Blast-radius control

  • Project chain scoping — a compromised key for an ["eth"]-scoped project cannot touch your Bitcoin traffic (how to).
  • Projects as bulkheads — usage, quotas and keys are per project; split products or teams into projects rather than sharing one.

Account security

  • Enable TOTP 2FA or add a passkey in the dashboard (Settings → Security). Recovery codes are shown once — store them offline.
  • Review active sessions (GET /api/v1/auth/sessions) and revoke any you don't recognize; "log out everywhere" is POST /api/v1/auth/logout-all.
  • The audit log (Settings → Audit) records logins, key operations and project changes with timestamps and IPs.

What we do on our side

  • Keys are stored hashed; the plaintext exists only in the create response.
  • TLS everywhere (Let's Encrypt, auto-renewed); plaintext HTTP is redirected (308).
  • RPC nodes are never exposed directly — every request passes the authenticated gateway and the metering proxy.
  • debug_* is disabled at the gateway on EVM chains; expensive scan methods are guarded (Rate limits).

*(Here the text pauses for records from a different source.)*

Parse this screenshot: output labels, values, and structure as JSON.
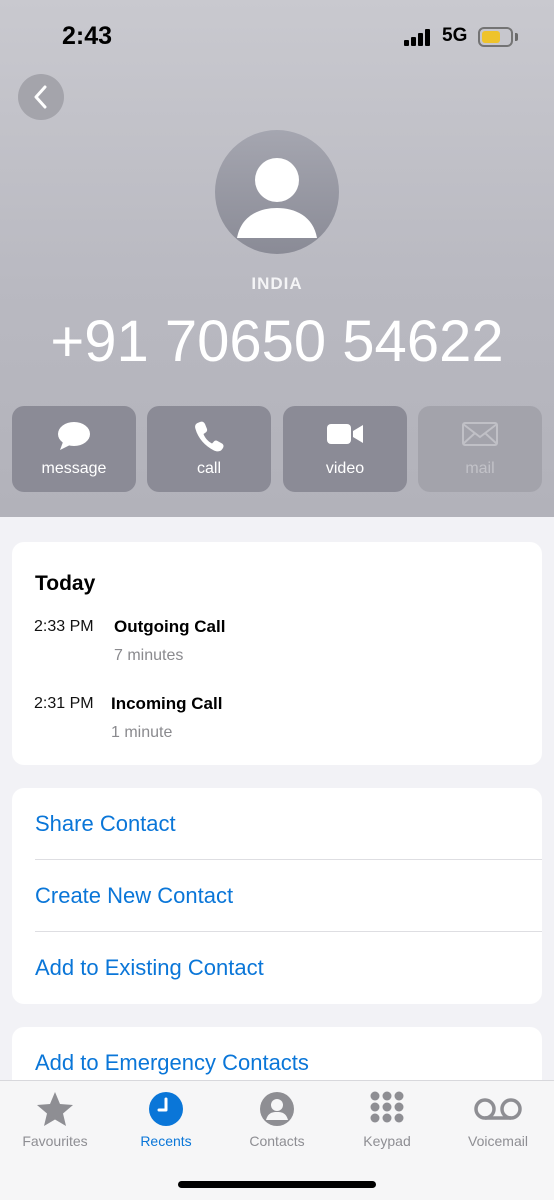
{
  "status_bar": {
    "time": "2:43",
    "network": "5G"
  },
  "contact": {
    "country": "INDIA",
    "phone_number": "+91 70650 54622"
  },
  "actions": [
    {
      "label": "message",
      "icon": "message-bubble-icon",
      "enabled": true
    },
    {
      "label": "call",
      "icon": "phone-icon",
      "enabled": true
    },
    {
      "label": "video",
      "icon": "video-camera-icon",
      "enabled": true
    },
    {
      "label": "mail",
      "icon": "mail-envelope-icon",
      "enabled": false
    }
  ],
  "recents": {
    "heading": "Today",
    "calls": [
      {
        "time": "2:33 PM",
        "type": "Outgoing Call",
        "duration": "7 minutes"
      },
      {
        "time": "2:31 PM",
        "type": "Incoming Call",
        "duration": "1 minute"
      }
    ]
  },
  "options": {
    "share_contact": "Share Contact",
    "create_new_contact": "Create New Contact",
    "add_to_existing_contact": "Add to Existing Contact",
    "add_to_emergency_contacts": "Add to Emergency Contacts"
  },
  "tabs": [
    {
      "label": "Favourites",
      "icon": "star-icon",
      "active": false
    },
    {
      "label": "Recents",
      "icon": "clock-icon",
      "active": true
    },
    {
      "label": "Contacts",
      "icon": "person-circle-icon",
      "active": false
    },
    {
      "label": "Keypad",
      "icon": "keypad-icon",
      "active": false
    },
    {
      "label": "Voicemail",
      "icon": "voicemail-icon",
      "active": false
    }
  ],
  "colors": {
    "accent": "#0a76d8",
    "header_bg": "#bdbdc4",
    "action_bg": "#8b8b96",
    "battery": "#f3c31a"
  }
}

Signup & account protection

Account creation is rate-limited per source IP and screens out malformed and disposable-mail addresses. Depending on deployment configuration, signup may require a CAPTCHA, and creating your first API key may require confirming your email address first — follow the link we send on registration. These exist to keep the free tier usable for real users; they don't affect your API traffic once your key is issued.

Sending transactions

The platform never holds your private keys. Sign locally (ethers, bitcoinjs, xrpl.js, …) and submit the raw bytes via the chain's broadcast method. Treat any service that asks for a private key — including anything claiming to be us — as hostile.